Le détroit d'Ormuz en feu : derrière la guerre Iran-USA, l'Afrique aussi paiera le prix

Depuis fin février 2026, les États-Unis et Israël bombardent l'Iran. L'Iran riposte en fermant partiellement le détroit d'Ormuz, par où circule 20% du pétrole mondial. Le résultat : les cours du brut s'envolent, et les économies africaines — dont celles de l'AES, déjà sous pression — risquent d'en absorber le choc.

Le détroit d'Ormuz en feu : derrière la guerre Iran-USA, l'Afrique aussi paiera le prix

Le feu au Moyen-Orient

Le 28 février 2026, des frappes américano-israéliennes ont visé des infrastructures militaires iraniennes, provoquant la mort du Guide suprême Ali Khamenei. Depuis, la région ne s'est plus stabilisée. L'Iran a riposté par des salves de missiles et de drones contre des bases américaines, le territoire israélien et des États du Golfe.

Mais la décision la plus lourde de conséquences mondiales, c'est celle des Gardiens de la Révolution : la fermeture partielle du détroit d'Ormuz aux navires liés à "l'ennemi". Ce verrou maritime, long de 54 kilomètres à son point le plus étroit, représente le passage obligatoire de 20% du pétrole mondial et d'une part significative du gaz naturel liquéfié.

Résultat immédiat : trois porte-conteneurs ont été forcés à faire demi-tour. Le trafic maritime s'est quasiment arrêté. Les assureurs ont suspendu leurs couvertures pour la zone. Et les prix du baril ont bondi.

20% du pétrole mondial par un seul couloir

Pour comprendre l'enjeu, il faut avoir en tête quelques chiffres. Avant la crise, environ 21 millions de barils de pétrole transitaient quotidiennement par Ormuz. En 2025, cela représentait environ un tiers des exportations mondiales de brut en valeur. Selon l'Agence internationale de l'énergie, aucune route alternative ne peut absorber ce volume dans des délais courts.

Côté américain, Donald Trump a fixé un ultimatum — expirant le 6 avril 2026 — avant d'éventuelles frappes supplémentaires sur les centrales électriques iraniennes. Mais ses conseillers lui soufflent que les "options terrestres" sont risquées, voire impraticables.

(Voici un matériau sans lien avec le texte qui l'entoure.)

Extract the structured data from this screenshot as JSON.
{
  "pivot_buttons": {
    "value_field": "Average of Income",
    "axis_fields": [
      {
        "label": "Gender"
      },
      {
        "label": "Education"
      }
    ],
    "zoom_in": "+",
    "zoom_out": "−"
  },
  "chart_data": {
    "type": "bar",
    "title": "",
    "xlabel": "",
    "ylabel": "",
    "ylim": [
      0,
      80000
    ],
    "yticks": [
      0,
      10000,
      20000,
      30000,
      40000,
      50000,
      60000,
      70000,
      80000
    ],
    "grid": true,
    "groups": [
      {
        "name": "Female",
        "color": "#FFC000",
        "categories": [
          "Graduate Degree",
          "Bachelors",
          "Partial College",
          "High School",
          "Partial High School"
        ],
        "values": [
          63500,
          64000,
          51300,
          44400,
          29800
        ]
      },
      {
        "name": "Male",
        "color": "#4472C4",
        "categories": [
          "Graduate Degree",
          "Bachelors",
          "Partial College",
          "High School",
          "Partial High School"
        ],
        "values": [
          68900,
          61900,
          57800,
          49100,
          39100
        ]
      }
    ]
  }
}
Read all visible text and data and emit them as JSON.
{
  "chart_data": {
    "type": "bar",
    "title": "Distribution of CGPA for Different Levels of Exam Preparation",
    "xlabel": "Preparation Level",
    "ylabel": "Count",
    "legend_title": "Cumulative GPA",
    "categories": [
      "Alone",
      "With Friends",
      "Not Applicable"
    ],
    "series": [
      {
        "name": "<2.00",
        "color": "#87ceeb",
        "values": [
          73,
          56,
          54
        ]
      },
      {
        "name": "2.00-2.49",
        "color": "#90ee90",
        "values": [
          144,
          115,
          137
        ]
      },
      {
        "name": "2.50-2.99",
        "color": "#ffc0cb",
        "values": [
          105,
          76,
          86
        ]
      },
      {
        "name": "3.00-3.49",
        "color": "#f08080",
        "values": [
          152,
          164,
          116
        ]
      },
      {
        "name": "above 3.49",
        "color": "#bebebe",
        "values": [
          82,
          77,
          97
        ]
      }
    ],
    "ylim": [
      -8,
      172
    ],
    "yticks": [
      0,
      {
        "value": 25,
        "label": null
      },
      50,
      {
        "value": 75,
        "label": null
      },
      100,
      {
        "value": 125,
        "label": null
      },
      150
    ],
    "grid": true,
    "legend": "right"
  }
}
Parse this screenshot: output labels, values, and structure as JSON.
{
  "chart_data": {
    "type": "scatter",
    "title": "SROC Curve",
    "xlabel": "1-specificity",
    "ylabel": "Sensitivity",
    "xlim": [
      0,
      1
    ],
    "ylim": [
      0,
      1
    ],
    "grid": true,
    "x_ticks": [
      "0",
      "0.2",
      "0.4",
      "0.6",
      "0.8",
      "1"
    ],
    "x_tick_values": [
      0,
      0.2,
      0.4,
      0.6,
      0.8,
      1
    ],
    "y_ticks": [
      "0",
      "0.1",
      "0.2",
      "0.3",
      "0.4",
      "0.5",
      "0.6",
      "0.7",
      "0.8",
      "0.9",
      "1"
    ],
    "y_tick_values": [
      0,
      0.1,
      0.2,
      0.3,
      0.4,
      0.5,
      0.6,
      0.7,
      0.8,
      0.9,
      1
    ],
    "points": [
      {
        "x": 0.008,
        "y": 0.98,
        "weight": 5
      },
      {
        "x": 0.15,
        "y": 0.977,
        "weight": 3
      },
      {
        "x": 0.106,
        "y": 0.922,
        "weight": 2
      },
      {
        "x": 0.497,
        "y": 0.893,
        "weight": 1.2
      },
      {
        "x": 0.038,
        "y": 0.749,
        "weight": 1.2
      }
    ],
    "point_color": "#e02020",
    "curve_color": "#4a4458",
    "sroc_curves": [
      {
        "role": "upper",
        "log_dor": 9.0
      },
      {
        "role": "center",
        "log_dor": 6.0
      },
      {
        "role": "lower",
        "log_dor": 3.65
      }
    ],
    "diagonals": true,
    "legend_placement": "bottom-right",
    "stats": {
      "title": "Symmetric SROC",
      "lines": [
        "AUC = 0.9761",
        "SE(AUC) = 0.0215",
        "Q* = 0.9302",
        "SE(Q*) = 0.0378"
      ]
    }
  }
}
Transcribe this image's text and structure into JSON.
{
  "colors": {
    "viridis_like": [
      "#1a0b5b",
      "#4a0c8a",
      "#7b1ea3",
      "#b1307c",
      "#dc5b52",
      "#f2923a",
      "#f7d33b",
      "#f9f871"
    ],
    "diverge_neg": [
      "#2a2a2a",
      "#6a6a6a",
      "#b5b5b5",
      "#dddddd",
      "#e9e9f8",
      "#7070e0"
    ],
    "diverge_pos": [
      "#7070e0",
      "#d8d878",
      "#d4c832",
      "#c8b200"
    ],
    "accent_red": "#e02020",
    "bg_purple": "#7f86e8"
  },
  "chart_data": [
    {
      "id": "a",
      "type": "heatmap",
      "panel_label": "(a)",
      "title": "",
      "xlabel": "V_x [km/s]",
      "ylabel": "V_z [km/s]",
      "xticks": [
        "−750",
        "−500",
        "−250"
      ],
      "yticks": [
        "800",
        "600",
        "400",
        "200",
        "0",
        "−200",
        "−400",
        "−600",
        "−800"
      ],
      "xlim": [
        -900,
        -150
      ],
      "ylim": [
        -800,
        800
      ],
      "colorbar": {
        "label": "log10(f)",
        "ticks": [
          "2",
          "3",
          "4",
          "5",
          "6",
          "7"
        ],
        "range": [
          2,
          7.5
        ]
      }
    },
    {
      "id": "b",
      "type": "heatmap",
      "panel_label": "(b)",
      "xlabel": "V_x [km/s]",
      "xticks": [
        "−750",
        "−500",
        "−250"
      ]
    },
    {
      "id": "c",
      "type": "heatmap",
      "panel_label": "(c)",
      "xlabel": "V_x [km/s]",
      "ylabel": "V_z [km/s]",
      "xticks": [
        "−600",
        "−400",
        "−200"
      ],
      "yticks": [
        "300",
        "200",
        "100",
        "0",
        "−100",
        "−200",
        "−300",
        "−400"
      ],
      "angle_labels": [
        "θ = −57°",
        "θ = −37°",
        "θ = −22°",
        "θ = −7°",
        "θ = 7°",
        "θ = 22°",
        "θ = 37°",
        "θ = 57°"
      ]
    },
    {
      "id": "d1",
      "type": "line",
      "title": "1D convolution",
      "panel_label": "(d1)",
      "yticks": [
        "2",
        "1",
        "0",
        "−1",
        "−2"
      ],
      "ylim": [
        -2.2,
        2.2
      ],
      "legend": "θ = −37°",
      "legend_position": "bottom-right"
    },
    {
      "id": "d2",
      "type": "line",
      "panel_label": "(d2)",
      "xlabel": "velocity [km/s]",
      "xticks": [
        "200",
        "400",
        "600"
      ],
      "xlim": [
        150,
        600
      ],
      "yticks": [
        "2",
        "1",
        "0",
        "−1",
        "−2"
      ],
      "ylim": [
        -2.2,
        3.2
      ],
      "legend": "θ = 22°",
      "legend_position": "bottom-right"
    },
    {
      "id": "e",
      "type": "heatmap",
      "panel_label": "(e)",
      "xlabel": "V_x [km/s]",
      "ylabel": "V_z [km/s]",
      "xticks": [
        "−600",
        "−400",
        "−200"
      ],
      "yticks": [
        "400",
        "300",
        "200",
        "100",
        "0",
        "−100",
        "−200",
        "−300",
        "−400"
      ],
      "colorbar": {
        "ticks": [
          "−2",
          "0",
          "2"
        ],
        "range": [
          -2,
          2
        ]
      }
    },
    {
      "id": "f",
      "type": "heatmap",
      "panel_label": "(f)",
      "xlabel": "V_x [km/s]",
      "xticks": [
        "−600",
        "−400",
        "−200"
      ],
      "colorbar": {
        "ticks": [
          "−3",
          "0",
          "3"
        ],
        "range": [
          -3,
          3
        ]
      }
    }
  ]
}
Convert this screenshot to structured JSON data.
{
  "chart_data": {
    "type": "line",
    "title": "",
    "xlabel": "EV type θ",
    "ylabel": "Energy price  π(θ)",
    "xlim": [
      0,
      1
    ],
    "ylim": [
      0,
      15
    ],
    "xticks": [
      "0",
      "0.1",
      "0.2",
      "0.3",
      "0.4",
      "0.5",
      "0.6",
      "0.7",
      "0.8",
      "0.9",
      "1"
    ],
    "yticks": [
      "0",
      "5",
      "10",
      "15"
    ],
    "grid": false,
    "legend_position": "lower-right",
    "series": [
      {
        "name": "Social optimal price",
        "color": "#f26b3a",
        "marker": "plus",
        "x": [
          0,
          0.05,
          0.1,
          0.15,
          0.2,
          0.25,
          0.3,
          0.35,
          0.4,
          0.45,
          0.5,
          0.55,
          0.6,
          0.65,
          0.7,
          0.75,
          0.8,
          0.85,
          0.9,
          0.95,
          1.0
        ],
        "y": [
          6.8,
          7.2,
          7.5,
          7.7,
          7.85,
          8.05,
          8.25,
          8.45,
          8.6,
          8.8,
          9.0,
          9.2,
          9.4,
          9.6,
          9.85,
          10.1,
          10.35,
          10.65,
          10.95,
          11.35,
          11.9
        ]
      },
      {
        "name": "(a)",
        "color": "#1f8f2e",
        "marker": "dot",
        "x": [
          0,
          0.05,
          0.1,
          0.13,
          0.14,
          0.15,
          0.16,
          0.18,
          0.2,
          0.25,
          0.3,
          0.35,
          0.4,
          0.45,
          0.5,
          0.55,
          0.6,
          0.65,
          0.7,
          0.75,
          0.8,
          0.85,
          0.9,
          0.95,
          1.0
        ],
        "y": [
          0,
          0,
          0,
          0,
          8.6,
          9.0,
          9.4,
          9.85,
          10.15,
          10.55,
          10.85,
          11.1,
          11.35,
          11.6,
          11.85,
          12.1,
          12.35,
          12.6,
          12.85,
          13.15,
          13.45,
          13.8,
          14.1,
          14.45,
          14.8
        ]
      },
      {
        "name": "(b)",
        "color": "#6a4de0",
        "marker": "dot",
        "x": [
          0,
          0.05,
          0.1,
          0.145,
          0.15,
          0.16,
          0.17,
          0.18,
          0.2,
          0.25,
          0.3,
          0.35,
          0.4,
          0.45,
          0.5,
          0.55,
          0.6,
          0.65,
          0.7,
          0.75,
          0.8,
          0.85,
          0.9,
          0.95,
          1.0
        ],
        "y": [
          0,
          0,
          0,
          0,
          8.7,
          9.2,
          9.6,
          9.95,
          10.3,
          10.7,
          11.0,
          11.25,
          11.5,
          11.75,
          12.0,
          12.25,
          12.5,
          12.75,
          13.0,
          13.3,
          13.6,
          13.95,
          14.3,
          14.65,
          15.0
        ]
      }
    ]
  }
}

L'escalade est là, mais personne ne contrôle vraiment le calendrier.

"Le détroit d'Ormuz n'est pas qu'une affaire de pétroliers. C'est l'artère de l'économie mondiale", analysait récemment un expert du Centre d'études stratégiques de l'Afrique, rappelant que les répercussions s'étendront bien au-delà du Golfe.

L'Afrique dans la ligne de feu des prix

L'AES est une région où le Niger exporte du pétrole brut — un pilier de son budget 2026. Une hausse prolongée des prix est, à court terme, une bonne nouvelle pour les producteurs. Mais le revers est immédiat pour les consommateurs.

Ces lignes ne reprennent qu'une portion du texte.